Fachkunde nichtionisierende Strahlung

Allgemeine Anforderungen

Die Anforderungen an den Umgang mit nichtionisierender Strahlungsquellen haben sich in den zurückliegenden Jahren verschärft. So mussten bereits bis zum 31. März 2021 alle vor dem 1. Januar 2021 vorhandenen Geräte bei der zuständigen Behörde gemeldet  werden. Neue Geräte müssen zwei Wochen vor Inbetriebnahme gemeldet werden. 

Fachkundeerfordernis

Zusätzlich besteht ab dem 31. Dezember 2022 eine Fachkundepflicht für die Bedienung entsprechender Geräte. Diese war wegen Corona bereits um ein Jahr verlängert worden. Ziel der Verordnung zum Schutz vor schädlichen Wirkungen nichtionisierender Strahlung bei der Anwendung am Menschen (NiSV) ist es, Verbraucherinnen und Verbraucher vor den schädlichen Wirkungen dieser Strahlung besser zu schützen. Darunter fallen beispielsweise Anwendungen mit Lasern, intensiven Lichtquellen (etwa IPL-Geräte) oder anderen optischen Strahlungsquellen, aber auch Ultraschallanwendungen sowie Anwendungen mit Magnetfeldern und hochfrequenten elektromagnetischen Feldern.
Zum Nachweis der Fachkunde wurde zwischen Bund und Ländern eine Fachkunderichtlinie abgestimmt, die Sachsen-Anhalt allerdings nicht mitträgt.

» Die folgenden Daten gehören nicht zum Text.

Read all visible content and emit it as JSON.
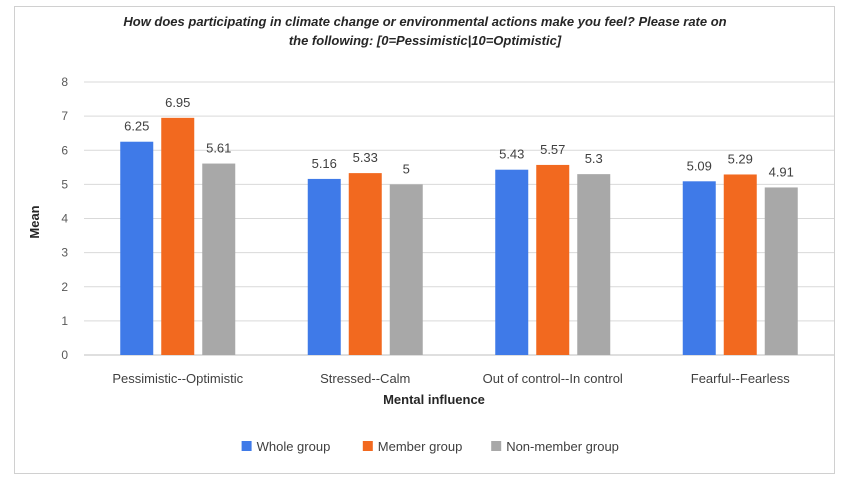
{
  "chart_data": {
    "type": "bar",
    "title_lines": [
      "How does participating  in climate change or environmental actions make you feel? Please rate on",
      "the following: [0=Pessimistic|10=Optimistic]"
    ],
    "xlabel": "Mental influence",
    "ylabel": "Mean",
    "ylim": [
      0,
      8
    ],
    "yticks": [
      0,
      1,
      2,
      3,
      4,
      5,
      6,
      7,
      8
    ],
    "grid": true,
    "legend_position": "bottom",
    "categories": [
      "Pessimistic--Optimistic",
      "Stressed--Calm",
      "Out of control--In control",
      "Fearful--Fearless"
    ],
    "series": [
      {
        "name": "Whole group",
        "color": "#3f7ae8",
        "values": [
          6.25,
          5.16,
          5.43,
          5.09
        ]
      },
      {
        "name": "Member group",
        "color": "#f2691f",
        "values": [
          6.95,
          5.33,
          5.57,
          5.29
        ]
      },
      {
        "name": "Non-member group",
        "color": "#a8a8a8",
        "values": [
          5.61,
          5,
          5.3,
          4.91
        ]
      }
    ]
  }
}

Demnach akkreditiert die Deutsche Akkreditierungsstelle (Dakks) so genannte Personenzertifizierungsstellen, die wiederum Schulungsträger anerkennen dürfen. Bundesweit werden nur auf dieser Basis bestehende Akkreditierungen und Zertifizierungen zum Nachweis der Fachkunde anerkannt. Sachsen-Anhalt sieht keine Rechtsgrundlage für die Forderung eines Fachkundenachweis von einer akkreditierten Stelle und erkennt auch Nachweise nicht akkreditierter Stellen an. Allerdings birgt dies das Risiko einer Nichtanerkennung der Fachkunde, wenn die zuständige Behörde die Schulung als nicht geeignet ansieht. Insofern ist die Auswahl eines akkreditierten Anbieters zu empfehlen. 

Schulungsanbieter

Nachfolgend sind einige Links zu Schulungsanbietern aufgelistet. Diese Übersicht ist weder Vollständig, noch als Empfehlung zu verstehen

Zuständige Behörde

Sanktionen

Das Bundesumweltministerium (BMUV) und die Länder weisen darauf hin, dass die Vollzugsbehörden ein Bußgeld von bis zu fünfzigtausend Euro verhängen können, wenn sie bei ihren Kontrollen Verstöße gegen die Vorschriften der NiSV feststellen. Weitere Informationen finden sich im FAQ-Bereich des BMUV. Übergangsweise kann von der zuständigen Behörde aufschiebend anerkannt werden, wenn die Fachkundepflichtigen den Nachweis erbringen können, dass sie sich noch in diesem Jahr um einen Schulungsplatz bemüht haben oder der Schulungsbeginn zeitnah ansteht.